For my sample page, I created an inverse mask (hold ALT key while clicking onto the mask icon at the bottom of the layers palette in Photoshop), with a brush I then stamped the patterned paper overtop the background paper. Then I stamped along the right edge with a variety of stamps, to create a border to draw your eye toward the photo and then travel downwards to the stamped clustering along the bottom of the photo. I enlarged a stamp to stamp a light colored texture to the background paper at the bottom, then I duplicated the layer and dragged it upwards to the top of the page and reduced opacity to blend it in, reducing visibility, so the texture is only slightly visible. At the top right and bottom left side I added a text stamp.

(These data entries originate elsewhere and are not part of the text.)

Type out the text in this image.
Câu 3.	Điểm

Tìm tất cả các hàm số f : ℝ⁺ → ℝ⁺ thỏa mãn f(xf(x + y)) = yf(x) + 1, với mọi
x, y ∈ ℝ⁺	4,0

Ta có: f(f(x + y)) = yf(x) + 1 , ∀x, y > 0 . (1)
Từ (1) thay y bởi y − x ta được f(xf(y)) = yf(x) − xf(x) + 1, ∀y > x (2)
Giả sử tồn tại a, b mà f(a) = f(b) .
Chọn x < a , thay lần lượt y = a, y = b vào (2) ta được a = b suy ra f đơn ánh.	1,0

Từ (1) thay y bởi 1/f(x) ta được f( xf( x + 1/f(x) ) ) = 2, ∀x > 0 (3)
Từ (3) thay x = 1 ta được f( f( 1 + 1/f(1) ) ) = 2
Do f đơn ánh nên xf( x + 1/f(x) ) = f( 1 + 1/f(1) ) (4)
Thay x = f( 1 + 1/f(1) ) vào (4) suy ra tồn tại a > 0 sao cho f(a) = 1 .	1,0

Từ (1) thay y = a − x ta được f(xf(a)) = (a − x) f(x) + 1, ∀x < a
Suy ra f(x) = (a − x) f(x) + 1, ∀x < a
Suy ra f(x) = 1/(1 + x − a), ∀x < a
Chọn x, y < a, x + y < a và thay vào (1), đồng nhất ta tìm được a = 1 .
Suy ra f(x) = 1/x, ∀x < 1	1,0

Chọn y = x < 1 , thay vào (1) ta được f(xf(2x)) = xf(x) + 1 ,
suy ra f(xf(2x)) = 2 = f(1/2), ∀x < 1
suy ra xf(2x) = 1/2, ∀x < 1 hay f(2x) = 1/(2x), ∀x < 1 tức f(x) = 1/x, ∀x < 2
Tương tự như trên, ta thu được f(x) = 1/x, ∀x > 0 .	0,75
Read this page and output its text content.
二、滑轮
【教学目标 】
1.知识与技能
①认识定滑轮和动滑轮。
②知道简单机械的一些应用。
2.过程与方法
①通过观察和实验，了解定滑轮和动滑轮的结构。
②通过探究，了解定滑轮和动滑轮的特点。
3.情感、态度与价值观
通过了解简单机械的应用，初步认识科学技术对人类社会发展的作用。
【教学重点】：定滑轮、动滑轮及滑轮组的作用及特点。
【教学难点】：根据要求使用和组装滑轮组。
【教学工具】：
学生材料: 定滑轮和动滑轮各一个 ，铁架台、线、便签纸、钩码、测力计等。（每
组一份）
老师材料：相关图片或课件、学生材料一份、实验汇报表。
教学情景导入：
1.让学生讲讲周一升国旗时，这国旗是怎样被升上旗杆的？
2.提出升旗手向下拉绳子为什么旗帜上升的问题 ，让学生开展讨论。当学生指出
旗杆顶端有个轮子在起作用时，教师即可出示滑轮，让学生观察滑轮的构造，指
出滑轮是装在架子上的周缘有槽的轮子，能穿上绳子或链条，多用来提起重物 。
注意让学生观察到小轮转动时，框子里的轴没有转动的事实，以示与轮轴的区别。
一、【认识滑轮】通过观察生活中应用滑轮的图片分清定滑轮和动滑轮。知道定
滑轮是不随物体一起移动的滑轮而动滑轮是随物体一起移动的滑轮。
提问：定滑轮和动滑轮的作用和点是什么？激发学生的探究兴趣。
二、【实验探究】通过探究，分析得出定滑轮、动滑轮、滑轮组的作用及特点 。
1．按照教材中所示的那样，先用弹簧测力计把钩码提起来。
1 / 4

If you create a grouping of stamp layers that you wish to use again, open a new transparent file, I prefer to arrange in tile fashion (window, arrange, tile vertically). With the stamped layers highlighted, drag those layers onto the new transparent file, then name and save as a psd file. Then you can open it anytime and use some or all of your stamp layers in future page designs. You may wish to include elements and paper pieces with your stamped layers also.
For a faded look to your stamped background or to eliminate or reduce the visibility of an unwanted area of your background stamping, you can select the erase tool and a texture brush set to low opacity, and lightly erase some of the stamped design, or you can create a layer mask and use a texture brush to remove some of the design (which is what I did in my sample page, to remove a bit of the text from the left side).
The possibilities are endless and so much fun. I hope I have inspired you to start stamping!